In this part of the process, the user specifies 2D image coordinates – most often in photos – which correspond to 3D world coordinates for the final model. This is the most work intensive part of the process, and consists of three steps:

1) Find the Fundamental matrix (F) between images. By clicking on at least seven corresponding points the minimal solution, RANSAC or the eight-point algorithm can be used. Together with the cameras intrinsic parameters K and K’ the Essential matrix (E) can then be found. Through SVD the camera rotation and translation are derived.

2) For each point correspondence compute/triangulate the corresponding 3D space coordinate X that project to those image points. Initialize structure from two views. For each new image/image pair:

a. Determine pose

b. Refine current values (see more on point 3)

c. Extend structure

3) Weigh points depending on angle compared to camera – Better angle (width etc.) when straight forward than at narrow angle. All surfaces are two dimensional, and should be evaluated as such before moving to the third dimension. Pick corners in post-modelling stage by putting boxes (primitives) at each vertex. When vertices are the same for multiple surfaces, only use one box (which can be picked to change values).

4) Move coordinates to set one model corner at world origin (must stand on ground, with one corner at (0,0,0)). Show with a ground plane, and let user change coordinates. This way, we’ll align this corner with the tracked points from a video stream, where one corner should be set to (0,0,0) and the width/length of the tracked square should be set to the width/length of the modelled building.

5) Save mesh: Save the model as x-file, move texture images to assigned folder together with ".x"-files

With all these parameters, the application calculates 3D world coordinates depending on which coordinates have been specified from images, which different parameters should have the same value and if one or other value is unlikely for the world coordinate.

Post-modelling

This part is very similar to the pre-modelling. Here, the user can look at the values given from the second step of the modelling process, and for example change single values (such as block height or width) or set new alignments if an error is found. From this step, it is also possible to go back to the second step of the modelling process, to refine the measurements or even add new parts of the building. This way, the user can create one part of the building at a time, if details are needed. Also, a rougher initial model can be created to see an early sample of the building.

The post-modelling part of the system lets the user set the camera to the transformation used in specified images, which can then be used as background to a wireframe version of the model.

Texturing

The texturing process from the users point works by finding corners of the surfaces which are wanted as texture images.

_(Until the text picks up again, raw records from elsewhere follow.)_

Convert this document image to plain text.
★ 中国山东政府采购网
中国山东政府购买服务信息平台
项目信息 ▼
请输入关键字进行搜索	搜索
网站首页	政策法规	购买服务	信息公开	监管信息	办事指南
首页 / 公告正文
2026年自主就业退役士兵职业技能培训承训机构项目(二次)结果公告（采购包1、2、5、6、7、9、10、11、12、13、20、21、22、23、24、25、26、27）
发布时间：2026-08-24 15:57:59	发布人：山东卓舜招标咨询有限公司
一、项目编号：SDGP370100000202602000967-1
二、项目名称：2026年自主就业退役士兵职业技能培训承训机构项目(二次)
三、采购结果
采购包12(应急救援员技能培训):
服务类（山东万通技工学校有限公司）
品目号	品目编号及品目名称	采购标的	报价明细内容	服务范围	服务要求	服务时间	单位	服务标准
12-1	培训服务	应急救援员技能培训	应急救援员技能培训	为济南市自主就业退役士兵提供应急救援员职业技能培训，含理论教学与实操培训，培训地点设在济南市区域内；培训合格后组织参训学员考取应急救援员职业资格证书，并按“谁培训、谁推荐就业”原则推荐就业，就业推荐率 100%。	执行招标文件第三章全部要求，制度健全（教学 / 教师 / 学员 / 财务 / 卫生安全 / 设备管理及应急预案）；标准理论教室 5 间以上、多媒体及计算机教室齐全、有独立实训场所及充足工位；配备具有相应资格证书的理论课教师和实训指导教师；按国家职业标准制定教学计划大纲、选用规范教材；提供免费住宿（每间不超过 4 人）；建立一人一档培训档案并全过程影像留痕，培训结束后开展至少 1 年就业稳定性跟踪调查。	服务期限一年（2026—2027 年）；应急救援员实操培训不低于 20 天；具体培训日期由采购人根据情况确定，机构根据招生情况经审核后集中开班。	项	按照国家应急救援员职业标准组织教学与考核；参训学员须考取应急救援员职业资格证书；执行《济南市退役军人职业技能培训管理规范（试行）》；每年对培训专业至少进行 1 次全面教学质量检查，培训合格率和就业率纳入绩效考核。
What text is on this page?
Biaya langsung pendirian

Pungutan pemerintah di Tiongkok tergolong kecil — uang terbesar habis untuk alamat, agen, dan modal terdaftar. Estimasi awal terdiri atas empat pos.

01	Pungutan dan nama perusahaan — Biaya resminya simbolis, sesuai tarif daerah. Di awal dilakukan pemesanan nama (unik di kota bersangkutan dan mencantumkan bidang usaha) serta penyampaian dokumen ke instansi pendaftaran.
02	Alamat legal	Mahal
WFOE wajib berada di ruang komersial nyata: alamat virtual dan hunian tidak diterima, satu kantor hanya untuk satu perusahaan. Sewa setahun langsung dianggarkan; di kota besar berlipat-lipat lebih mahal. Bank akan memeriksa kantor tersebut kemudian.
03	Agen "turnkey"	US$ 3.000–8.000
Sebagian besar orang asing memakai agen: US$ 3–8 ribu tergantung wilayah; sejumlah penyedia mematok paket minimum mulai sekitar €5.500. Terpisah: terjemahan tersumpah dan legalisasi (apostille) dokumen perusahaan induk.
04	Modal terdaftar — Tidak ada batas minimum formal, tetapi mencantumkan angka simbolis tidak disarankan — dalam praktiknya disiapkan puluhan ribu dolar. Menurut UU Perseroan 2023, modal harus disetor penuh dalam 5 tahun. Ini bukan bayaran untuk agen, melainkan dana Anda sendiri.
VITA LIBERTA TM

After specifying the same four corners in a number of images (1-N), the user lets the application work in the following way:

For each texture image pixel (x,y) coordinate:

  • Use the specified corners and specified texture size to calculate the homography from image to texture.
  1. Use the homography to find the pixel colour value (0-255) in image i, and put the value in a histogram together with all corresponding coordinates from the specified images.
  2. Find the histogram bin with the highest occurrence, and use this to set the textures corresponding pixel colour value.
  3. If the resulting texture image gives an unsatisfactory result, remove or add more images and go back to step one. The result might be unsatisfactory due to for example partial occlusion, image artefacts (if using too few images), pixelated regions (due to perspective distortion in the original image, or the texture size being too small comparing to how close the camera gets to the finished model) or a too blurry image.